I got up and dressed and headed for the door.  Half way down the steps I stopped.  I had walked away from her once before and I couldn't do it again.  I walked back into the bedroom and I found her lying on the bed weeping.  I started taking my clothes back off and she looked up at me and asked me what I was doing.  I took her in my arms and kissed her and then I said, "I have a career, no reason why you can't have one too."

 

It wasn't that simple of course.  June couldn't, or wouldn't, believe that I could accept her lifestyle and still love her and live with her.  Why should she.  After all, hadn't I walked out on her because I found that she had been sleeping with other guys?  I talked long and hard trying to convince her that I loved her enough to take her anyway I could get her.  It was only natural that she would try to test me and she did it almost immediately. 

 

"I don't believe that you can handle it Bobby, but it will be easy enough to find out.  I have a date tonight.  Will you still be here when I come home?

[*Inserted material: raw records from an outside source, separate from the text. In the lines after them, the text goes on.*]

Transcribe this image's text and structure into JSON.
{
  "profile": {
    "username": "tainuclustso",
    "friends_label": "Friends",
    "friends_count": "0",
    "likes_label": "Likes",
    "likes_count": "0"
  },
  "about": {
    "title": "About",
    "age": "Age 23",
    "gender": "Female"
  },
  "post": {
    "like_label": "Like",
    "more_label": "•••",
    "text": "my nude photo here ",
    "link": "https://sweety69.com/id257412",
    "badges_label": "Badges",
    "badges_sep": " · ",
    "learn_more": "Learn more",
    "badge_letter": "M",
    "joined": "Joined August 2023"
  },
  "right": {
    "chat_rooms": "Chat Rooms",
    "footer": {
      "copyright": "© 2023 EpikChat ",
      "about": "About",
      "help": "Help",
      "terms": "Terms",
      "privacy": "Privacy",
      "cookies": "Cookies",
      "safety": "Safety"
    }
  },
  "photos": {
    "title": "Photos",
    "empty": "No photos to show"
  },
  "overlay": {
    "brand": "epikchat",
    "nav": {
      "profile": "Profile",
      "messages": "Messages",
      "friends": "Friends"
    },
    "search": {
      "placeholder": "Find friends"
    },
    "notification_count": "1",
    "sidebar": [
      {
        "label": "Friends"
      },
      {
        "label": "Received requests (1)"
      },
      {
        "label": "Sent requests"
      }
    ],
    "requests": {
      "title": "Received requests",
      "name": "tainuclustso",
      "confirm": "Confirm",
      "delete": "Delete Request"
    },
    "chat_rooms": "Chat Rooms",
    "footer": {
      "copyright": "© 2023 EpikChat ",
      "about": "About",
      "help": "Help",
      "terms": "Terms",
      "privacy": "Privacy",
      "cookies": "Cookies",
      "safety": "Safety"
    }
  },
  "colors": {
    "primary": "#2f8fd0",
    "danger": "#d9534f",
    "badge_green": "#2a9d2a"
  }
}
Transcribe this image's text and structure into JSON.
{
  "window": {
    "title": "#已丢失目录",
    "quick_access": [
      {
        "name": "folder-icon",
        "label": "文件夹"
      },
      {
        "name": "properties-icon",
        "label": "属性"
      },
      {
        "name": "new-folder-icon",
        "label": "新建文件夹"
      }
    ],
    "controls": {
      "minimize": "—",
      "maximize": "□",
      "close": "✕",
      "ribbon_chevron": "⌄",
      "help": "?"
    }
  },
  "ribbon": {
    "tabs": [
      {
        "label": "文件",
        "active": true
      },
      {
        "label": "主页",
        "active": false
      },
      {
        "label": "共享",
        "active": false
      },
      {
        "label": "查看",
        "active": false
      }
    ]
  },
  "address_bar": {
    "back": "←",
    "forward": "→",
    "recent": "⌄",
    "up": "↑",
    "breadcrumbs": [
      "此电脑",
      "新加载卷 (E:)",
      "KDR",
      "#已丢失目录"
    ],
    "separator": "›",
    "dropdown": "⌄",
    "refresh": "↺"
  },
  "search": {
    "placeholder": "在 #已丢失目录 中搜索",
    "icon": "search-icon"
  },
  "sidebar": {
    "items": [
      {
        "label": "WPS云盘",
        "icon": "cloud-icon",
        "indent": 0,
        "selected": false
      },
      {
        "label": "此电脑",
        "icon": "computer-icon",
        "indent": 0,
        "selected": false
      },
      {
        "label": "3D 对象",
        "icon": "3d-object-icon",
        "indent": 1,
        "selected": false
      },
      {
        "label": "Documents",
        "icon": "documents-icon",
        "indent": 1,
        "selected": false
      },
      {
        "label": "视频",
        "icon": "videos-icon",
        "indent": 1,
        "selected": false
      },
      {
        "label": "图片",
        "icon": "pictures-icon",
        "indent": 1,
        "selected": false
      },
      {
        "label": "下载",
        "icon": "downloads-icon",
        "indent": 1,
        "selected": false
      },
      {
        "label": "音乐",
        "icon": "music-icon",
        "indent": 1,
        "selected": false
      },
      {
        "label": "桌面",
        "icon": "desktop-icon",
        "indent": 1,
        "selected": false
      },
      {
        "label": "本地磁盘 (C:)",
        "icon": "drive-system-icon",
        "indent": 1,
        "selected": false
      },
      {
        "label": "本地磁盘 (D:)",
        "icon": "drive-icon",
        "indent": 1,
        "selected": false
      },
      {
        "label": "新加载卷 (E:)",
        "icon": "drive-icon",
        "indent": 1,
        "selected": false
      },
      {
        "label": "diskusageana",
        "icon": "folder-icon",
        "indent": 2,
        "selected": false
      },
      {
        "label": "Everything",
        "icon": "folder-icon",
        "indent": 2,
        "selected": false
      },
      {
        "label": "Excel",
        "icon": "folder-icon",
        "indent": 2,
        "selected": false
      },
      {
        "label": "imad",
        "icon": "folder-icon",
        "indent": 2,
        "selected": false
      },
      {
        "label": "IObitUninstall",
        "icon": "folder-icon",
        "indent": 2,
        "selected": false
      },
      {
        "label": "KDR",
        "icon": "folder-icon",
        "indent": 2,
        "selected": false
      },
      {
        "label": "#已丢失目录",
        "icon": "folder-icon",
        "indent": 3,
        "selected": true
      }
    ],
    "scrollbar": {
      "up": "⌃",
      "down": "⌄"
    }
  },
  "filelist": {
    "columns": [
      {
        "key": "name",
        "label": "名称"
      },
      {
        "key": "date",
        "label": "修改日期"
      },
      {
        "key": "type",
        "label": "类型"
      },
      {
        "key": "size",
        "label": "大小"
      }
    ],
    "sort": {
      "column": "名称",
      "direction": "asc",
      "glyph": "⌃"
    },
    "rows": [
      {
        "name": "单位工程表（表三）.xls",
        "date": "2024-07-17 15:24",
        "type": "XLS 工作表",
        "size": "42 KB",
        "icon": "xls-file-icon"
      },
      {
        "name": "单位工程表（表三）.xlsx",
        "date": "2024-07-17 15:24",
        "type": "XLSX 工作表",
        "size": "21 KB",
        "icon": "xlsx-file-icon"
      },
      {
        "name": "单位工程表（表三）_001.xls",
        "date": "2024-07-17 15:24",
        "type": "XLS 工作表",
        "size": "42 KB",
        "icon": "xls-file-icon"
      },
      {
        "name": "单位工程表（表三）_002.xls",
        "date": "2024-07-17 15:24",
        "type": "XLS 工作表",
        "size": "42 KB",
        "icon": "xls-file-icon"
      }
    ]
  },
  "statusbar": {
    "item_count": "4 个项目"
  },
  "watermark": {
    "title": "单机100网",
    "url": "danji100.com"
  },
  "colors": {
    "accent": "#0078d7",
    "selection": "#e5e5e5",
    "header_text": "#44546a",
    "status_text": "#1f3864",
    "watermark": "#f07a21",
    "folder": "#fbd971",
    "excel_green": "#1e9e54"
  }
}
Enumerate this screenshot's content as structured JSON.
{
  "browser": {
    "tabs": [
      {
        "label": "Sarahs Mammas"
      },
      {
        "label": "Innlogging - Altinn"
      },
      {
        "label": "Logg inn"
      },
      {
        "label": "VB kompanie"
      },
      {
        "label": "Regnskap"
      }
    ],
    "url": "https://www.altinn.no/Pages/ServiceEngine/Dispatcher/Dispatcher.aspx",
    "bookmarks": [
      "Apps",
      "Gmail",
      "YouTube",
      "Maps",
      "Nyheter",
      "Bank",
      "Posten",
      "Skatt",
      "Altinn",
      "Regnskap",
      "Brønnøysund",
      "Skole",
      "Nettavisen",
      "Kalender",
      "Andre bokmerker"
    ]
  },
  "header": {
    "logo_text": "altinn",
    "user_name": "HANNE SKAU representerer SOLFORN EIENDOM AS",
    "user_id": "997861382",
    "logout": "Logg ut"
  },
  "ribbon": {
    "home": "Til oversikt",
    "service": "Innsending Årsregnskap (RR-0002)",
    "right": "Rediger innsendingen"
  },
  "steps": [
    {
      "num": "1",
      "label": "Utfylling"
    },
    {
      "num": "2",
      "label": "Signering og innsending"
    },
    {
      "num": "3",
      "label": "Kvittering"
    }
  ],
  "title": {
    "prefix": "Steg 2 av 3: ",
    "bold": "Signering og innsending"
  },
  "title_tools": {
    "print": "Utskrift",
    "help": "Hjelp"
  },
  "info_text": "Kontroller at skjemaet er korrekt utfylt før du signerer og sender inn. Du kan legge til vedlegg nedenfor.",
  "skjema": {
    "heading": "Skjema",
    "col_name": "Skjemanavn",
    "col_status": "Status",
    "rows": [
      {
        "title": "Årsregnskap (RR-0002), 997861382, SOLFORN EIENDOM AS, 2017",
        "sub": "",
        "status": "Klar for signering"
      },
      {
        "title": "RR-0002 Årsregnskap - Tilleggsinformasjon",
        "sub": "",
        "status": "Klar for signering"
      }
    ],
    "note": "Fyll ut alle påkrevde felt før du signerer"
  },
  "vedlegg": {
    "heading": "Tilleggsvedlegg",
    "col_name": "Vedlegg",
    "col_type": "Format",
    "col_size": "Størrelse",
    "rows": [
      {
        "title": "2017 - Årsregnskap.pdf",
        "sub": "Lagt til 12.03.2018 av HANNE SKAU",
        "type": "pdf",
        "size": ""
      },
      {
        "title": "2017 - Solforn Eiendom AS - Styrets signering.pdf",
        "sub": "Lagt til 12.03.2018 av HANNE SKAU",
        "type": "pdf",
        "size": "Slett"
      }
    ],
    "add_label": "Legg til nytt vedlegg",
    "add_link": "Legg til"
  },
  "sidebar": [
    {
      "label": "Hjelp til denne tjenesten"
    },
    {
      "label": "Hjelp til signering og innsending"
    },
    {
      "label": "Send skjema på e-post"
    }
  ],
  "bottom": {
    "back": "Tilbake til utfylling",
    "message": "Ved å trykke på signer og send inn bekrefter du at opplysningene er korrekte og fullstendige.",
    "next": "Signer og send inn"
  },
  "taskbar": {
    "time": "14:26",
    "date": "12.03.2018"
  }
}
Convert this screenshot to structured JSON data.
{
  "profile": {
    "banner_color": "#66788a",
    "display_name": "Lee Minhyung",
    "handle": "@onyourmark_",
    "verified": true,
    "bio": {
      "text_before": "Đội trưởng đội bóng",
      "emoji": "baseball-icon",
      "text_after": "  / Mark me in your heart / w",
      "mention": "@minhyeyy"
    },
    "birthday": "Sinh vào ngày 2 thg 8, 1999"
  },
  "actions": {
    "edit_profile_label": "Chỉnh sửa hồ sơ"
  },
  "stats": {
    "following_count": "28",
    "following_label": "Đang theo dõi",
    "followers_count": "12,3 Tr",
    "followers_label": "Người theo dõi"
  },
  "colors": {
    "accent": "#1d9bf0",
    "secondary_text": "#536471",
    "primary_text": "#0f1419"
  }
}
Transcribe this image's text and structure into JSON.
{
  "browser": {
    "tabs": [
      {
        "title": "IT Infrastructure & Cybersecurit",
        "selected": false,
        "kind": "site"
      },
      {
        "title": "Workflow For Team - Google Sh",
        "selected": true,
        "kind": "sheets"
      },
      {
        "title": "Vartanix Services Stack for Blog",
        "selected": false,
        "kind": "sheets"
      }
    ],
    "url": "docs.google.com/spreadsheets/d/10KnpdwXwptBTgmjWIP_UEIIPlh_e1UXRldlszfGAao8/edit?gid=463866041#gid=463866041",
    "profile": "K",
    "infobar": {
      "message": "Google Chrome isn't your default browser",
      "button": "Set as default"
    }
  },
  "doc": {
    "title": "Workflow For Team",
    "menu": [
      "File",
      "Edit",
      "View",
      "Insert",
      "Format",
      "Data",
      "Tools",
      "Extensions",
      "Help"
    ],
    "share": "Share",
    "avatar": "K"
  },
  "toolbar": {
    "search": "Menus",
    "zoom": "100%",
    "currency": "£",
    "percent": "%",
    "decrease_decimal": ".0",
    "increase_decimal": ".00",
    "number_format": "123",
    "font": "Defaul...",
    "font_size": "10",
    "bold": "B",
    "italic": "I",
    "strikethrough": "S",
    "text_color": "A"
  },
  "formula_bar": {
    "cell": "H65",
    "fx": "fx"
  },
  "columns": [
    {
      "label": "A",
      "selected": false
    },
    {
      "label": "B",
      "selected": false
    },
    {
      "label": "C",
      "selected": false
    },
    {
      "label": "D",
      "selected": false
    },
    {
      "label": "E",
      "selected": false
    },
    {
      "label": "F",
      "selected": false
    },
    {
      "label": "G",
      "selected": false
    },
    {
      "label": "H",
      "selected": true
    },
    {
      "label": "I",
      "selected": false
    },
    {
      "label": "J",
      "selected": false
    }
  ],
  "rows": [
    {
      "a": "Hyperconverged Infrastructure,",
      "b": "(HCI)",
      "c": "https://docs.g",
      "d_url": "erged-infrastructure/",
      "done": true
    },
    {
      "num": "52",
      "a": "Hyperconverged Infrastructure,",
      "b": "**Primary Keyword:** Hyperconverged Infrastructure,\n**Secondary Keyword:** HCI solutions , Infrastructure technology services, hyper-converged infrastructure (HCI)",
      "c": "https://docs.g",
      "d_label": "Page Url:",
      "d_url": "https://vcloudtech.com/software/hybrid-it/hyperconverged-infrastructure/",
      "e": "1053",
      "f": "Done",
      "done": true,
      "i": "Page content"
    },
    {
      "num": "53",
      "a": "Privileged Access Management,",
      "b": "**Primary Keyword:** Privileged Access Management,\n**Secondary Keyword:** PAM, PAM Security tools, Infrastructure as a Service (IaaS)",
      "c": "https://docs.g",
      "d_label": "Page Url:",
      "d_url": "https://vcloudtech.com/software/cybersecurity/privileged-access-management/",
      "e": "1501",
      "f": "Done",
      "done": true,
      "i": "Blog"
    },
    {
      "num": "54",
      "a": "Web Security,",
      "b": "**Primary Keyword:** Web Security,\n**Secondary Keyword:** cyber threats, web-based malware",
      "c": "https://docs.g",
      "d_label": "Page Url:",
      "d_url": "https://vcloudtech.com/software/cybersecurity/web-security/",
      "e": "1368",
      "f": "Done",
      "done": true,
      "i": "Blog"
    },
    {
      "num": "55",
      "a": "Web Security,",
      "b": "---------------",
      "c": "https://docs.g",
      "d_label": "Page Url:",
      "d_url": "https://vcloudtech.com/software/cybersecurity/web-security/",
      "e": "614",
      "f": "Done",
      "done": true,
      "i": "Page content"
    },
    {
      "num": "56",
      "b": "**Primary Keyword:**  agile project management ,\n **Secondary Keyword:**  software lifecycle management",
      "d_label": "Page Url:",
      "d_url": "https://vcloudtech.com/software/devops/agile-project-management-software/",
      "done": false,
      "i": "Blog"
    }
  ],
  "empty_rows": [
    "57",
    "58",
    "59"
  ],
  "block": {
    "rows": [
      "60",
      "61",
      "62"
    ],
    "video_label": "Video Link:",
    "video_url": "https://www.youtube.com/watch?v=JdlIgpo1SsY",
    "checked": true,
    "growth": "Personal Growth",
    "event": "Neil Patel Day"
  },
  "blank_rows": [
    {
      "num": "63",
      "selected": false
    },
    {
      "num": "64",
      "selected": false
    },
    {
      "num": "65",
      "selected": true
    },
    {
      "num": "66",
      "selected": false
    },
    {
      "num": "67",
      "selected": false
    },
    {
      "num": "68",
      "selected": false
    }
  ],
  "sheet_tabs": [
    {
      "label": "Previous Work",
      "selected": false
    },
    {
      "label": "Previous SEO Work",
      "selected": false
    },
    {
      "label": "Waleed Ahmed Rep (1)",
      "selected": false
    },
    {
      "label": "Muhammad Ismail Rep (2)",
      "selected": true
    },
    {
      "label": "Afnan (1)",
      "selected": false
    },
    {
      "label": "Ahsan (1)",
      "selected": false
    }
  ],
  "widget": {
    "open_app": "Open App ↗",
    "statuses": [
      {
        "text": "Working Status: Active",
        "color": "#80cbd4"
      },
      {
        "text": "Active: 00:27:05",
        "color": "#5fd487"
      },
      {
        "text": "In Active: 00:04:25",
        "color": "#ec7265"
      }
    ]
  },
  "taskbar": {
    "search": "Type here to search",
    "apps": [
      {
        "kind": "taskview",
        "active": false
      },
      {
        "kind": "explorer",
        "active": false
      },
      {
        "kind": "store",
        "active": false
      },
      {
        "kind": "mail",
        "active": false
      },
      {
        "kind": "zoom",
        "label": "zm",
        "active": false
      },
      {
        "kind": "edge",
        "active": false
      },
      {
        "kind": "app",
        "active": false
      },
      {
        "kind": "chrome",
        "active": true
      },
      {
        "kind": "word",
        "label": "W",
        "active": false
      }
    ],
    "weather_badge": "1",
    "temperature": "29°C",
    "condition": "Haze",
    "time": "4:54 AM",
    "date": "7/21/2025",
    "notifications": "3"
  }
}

And if you are, will you be willing to follow another man into my pussy while I'm still full of him?" 

 

I watched her dress for her "date," high heels, nylons and garter belt and I watched as she slipped her diaphragm in place.  When she was done she stepped into a black cocktail dress and then did a slow turn in front of me and asked, "How do I look?" 

 

"Absolutely beautiful, good enough to eat." 

 

She gave me a funny look and then said, "Hold that thought lover" and then she turned and left.  It was six in the morning when she got home and I was awake and waiting for her.  I'd tried to fall asleep, but I couldn't.  When she walked into the bedroom and saw me waiting for her she did a slow strip.  When she was down to her heels and hose she said, "Are you sure you want this?  Are you sure you love me enough?" 

 

When I said that I did she said, "Okay lover, truth time.  If you can't do it I'll understand," and she sat down on the edge of the bed and spread her legs and displayed her cum soaked pussy.  "Come over here baby, show me that you love me.  Eat me lover.  Prove to me that you can live with what I've become" and I did.

 

Today June and I live what can only be called a very unconventional marriage.  Every day I go to my office and pursue my career as a successful stockbroker and three or four nights a week June goes out to pursue her career as a high priced call girl.  I wait at home for her and every time she comes home I prove to her again how much I love her by taking sloppy seconds.  Occasionally she takes on a date where she has several men to satisfy and when she comes home on some of those nights I can barely feel the sides of her pussy, but I consider it a small price to pay for having her back in my life.